Another entertainment possibility with universal appeal, especially among Osaka residents, is the Osaka Dome, where the Kintetsu Buffaloes, demonstrate why they are among the nation's top contenders. Take a seat in the rowdy bleachers for an unforgettable experience. Japanese baseball fans are incredibly spirited, and Osaka's fans are notoriously noisy and rambunctious. Only 15 minutes west of Umeda Station, just over the Hyogo prefecture border, is the home stadium of the Hanshin Tigers baseball team, Hanshin Koshien Stadium.
Sports in Osaka are hardly limited to baseball, however. Although their popularity does not quite surpass that of the local baseball teams, Cerezo Osaka and Gamba Osaka are two professional J-League soccer teams that command quite an energetic following. Each team has its own stadium, and loyalties in Osaka are fiercely divided between the two.
Besides baseball and soccer, there are also dozens of other sporting events you can catch throughout the year at the Osaka Dome and other venues. These include a yearly sumo tournament, professional kick boxing and pro wrestling matches, among others. Those wishing to participate in sports are best advised to pay a visit to Maishima Outdoor Activities Center where, besides camping grounds and picnic areas, there are numerous facilities for various amateur sports. As well, the Osaka Pool in Minami-ku has world-class facilities for competition swimming that are open to the public all year, and ice skating in the Winter.
Music and Theater
On a more cultural level, Osaka is well-known for its live entertainment, both music and theater. One of the more prestigious locations to catch live music is the Blue Note Osaka, where only the best jazz, R&B, blues and rock bands headline.
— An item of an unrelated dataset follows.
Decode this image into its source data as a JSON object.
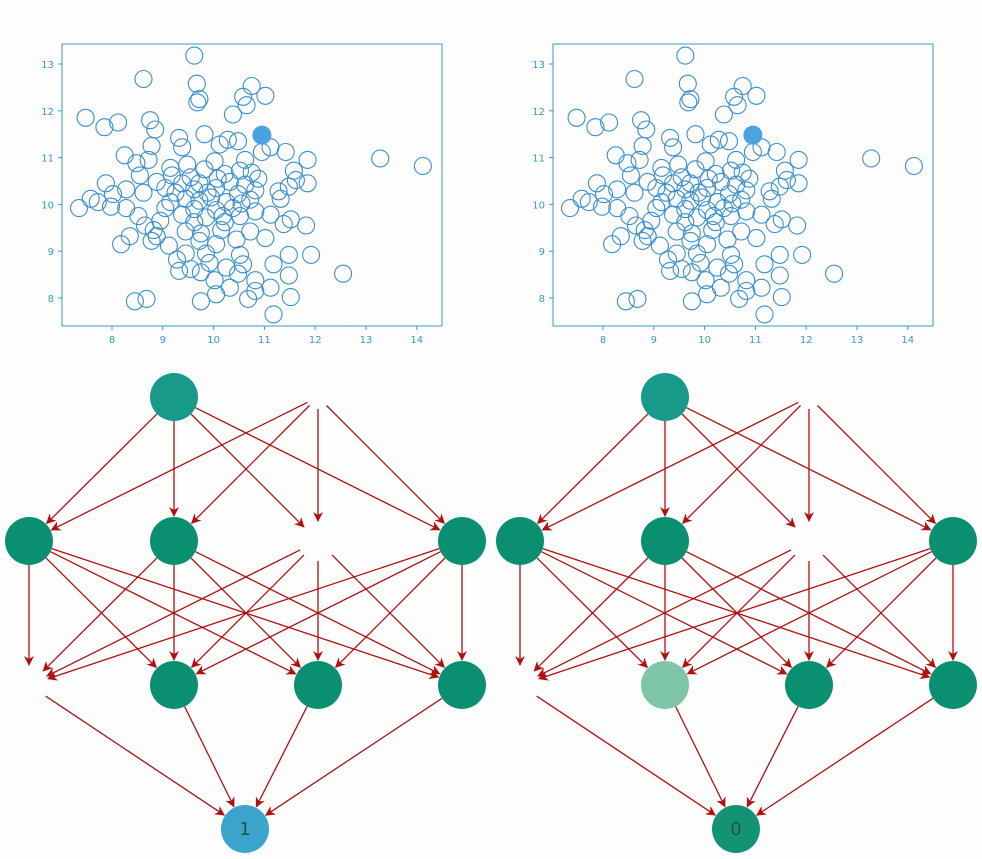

A few other popular live houses where you can catch some high-energy rock shows include Shinsaibashi Muse Hall, Rockets, Umeda Heat Beat, and Bayside Jenny in the Tenpozan area. For easier listening, the Big Cat in the Big Step shopping center frequently hosts musicals and classical concerts, and for the best live comedy acts, the Namba Grand Hanam is legendary. Numerous comedians and drama acts that are now rooted deeply in Japanese popular culture made their debuts here.
Museums and Galleries
Looking for an educational day out? Look no further than Osaka. For Japanese, Chinese and Korean art, try the Municipal Museum of Fine Art. Another option is to spend an afternoon viewing the fascinating displays of world culture at the National Museum of Ethnology, or to gain some insight into ancient Japanese culture at the Osaka Prefectural Museum of Yayoi Culture. The National Museum of Art, with its contemporary displays, and the Suntory Museum Tempozan, with its 20th Century posters, also come highly recommended.
If you are looking for some simple, free entertainment in the form of people-watching, then the best place for you is the "American Village," or Ame-mura. This area, comprising several square blocks of the Shinsaibashi, is jammed with shopping centers and retail outlets, restaurants and bars, and people from all walks of life, more than you will find anywhere else in the city. It is here, among all the diversity, that you realize Osaka is indeed one of the world's largest cities and a delightfully entertaining one at that!